Click. Flash. Pose with beaming young fans. Sign a program. Smile. Wave. Repeat.

This level of pomp and circumstance isn’t unlike the kind associated with A-list stars with Oscars under their belt, but these cheerlebrities are teenagers who have harnessed social media and caught the public eye, turning their specific set of skills into a brand and launching themselves to superstardom within cheerleading circles.

As “ambassadors” of the sport, some cheerlebrities are tapped to train with and meet-and-greet other cheerleaders in hopes that some of their star quality will rub off on them. Having cheerlebrities teach tumbling/stunting/stretching clinics for young all-star cheerleaders is especially popular. Naturally, the stars sign autographs and mug for pictures afterward. It’s all part of the new normal—the growing culture of cheerlebrity.

Pros and Cons

Is this emphasis on the individual rather than the team as a whole a good thing for the sport? It depends on whom you talk to.

“I look at [the growth of cheerlebrities] as a tremendous compliment to our sport,” says Courtney Smith-Pope of Cheer Extreme Allstars, who coached cheerlebrity Maddie Gardner. “Basketball has Michael Jordan. Swimming has Michael Phelps. Gymnastics has Gabby Douglas. This is the natural evolution of our sport—there are going to be superstars.”

However, cheerleading is inherently a team sport—after all, elaborate stunts and formations don’t really work if only one person is performing them—so having the spotlight rest on a select few individuals can make for potentially awkward situations.

World Cup All-Stars CEO Elaine Pascale, who coaches cheerlebrity Kelsey Rule, says she’s concerned not only that there is no formal “selection” process for creating a cheerlebrity (potentially excluding more deserving cheerleaders), but also that the pressure to perform could negatively affect a cheerlebrity’s mental game.

“I just worry that if this is the trend, then we’re looking at these athletes more on a professional level than an amateur level, where we’re putting a lot of pressure on them,” says Pascale. “We’re making them have to live up to a title that at 15, 16 or 17 years old, I’m not sure that they’re developed enough to not have it filter over to the competition floor.”

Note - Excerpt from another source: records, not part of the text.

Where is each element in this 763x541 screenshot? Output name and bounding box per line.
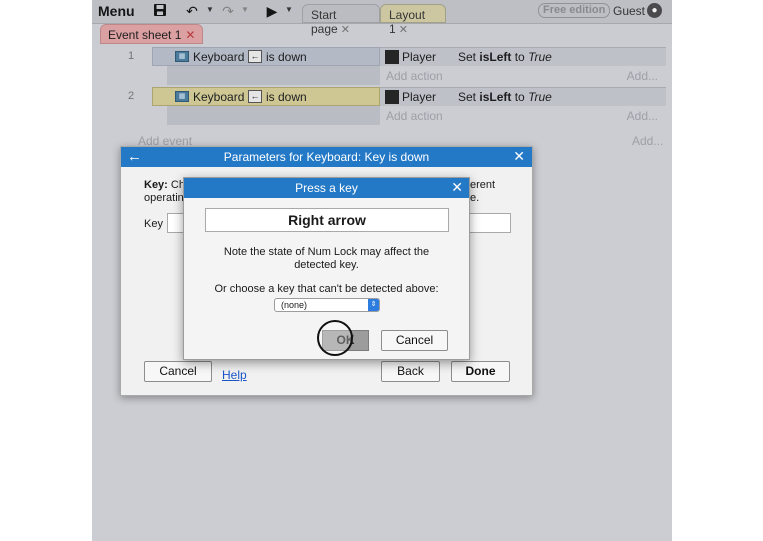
close-icon[interactable]: ✕ [451,179,463,196]
click-highlight-circle [317,320,353,356]
num-lock-note: detected key. [294,259,359,271]
key-field-label: Key [144,218,163,230]
dialog-title: Press a key [295,181,358,195]
select-arrows-icon: ⇕ [368,299,379,311]
param-description: e. [470,192,480,204]
done-button[interactable]: Done [451,361,510,382]
back-button[interactable]: Back [381,361,440,382]
param-description: Key: Ch [144,179,185,191]
param-description: operatin [144,192,184,204]
cancel-button[interactable]: Cancel [144,361,212,382]
dialog-title: Parameters for Keyboard: Key is down [223,150,430,164]
press-key-dialog: Press a key ✕ Right arrow Note the state… [183,177,470,360]
cancel-button[interactable]: Cancel [381,330,448,351]
close-icon[interactable]: ✕ [513,148,525,165]
key-select-value: (none) [281,300,308,310]
dialog-title-bar: ← Parameters for Keyboard: Key is down ✕ [121,147,532,167]
num-lock-note: Note the state of Num Lock may affect th… [223,246,430,258]
help-link[interactable]: Help [222,368,247,382]
dialog-title-bar: Press a key ✕ [184,178,469,198]
key-select[interactable]: (none) ⇕ [274,298,380,312]
choose-key-label: Or choose a key that can't be detected a… [214,283,439,295]
detected-key-display[interactable]: Right arrow [205,208,449,232]
param-description: erent [470,179,496,191]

Pascale is quick to clarify, however, that she’s not against recognizing outstanding individuals—she just wishes awards were doled out fairly.

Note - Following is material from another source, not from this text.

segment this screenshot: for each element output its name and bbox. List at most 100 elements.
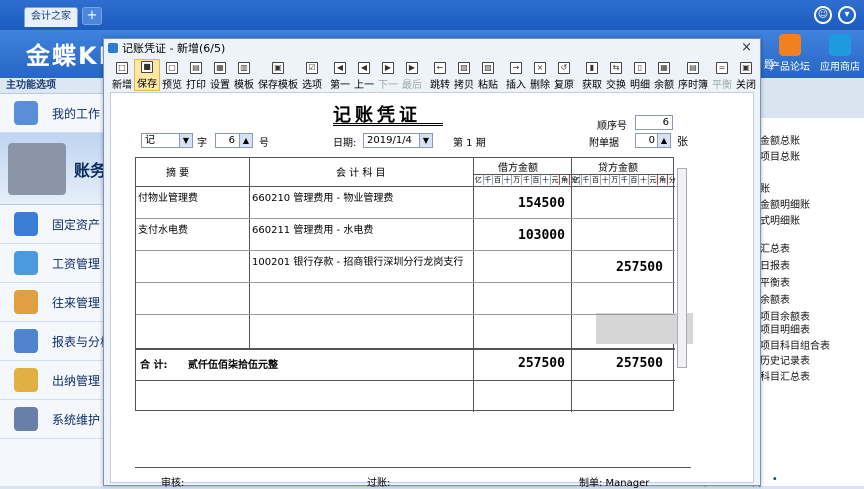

“In any sport we have trophy winners, but I think there’s a forum to congratulate these specific athletes,” she says. “At World Cup, we gather up parents and award a trophy to the best athlete of that particular performance. Those kids go home with that trophy and feel good about themselves, so they’re still connected to that sense of team.”

But is heaping praise and adulation on a supremely talented individual simply the way things go, whether you’re giving a presentation in a boardroom or tumbling on a gym floor? Danica and Jay Noah of 2×2 Productions, which creates personalized DVDs for cheerleaders, picked noted cheerlebrities Maddie Gardner and Maison Baker to introduce their videos, citing the pair’s inner and outer “grace.” But the Noahs do acknowledge a negative response to the cheerlebrity trend.

“There already seems to be a backlash towards this,” they said in an email. “We do think there will always be hose individuals that stand out in a crowd. It’s just human nature. You could pick any classroom, and you will have certain kids that are leaders, planners, fun ones, pretty or handsome athletes, etc. I think that is how it works here—there will always be those that others will want to emulate, whether for an amazing skill or just the way they look and talk.”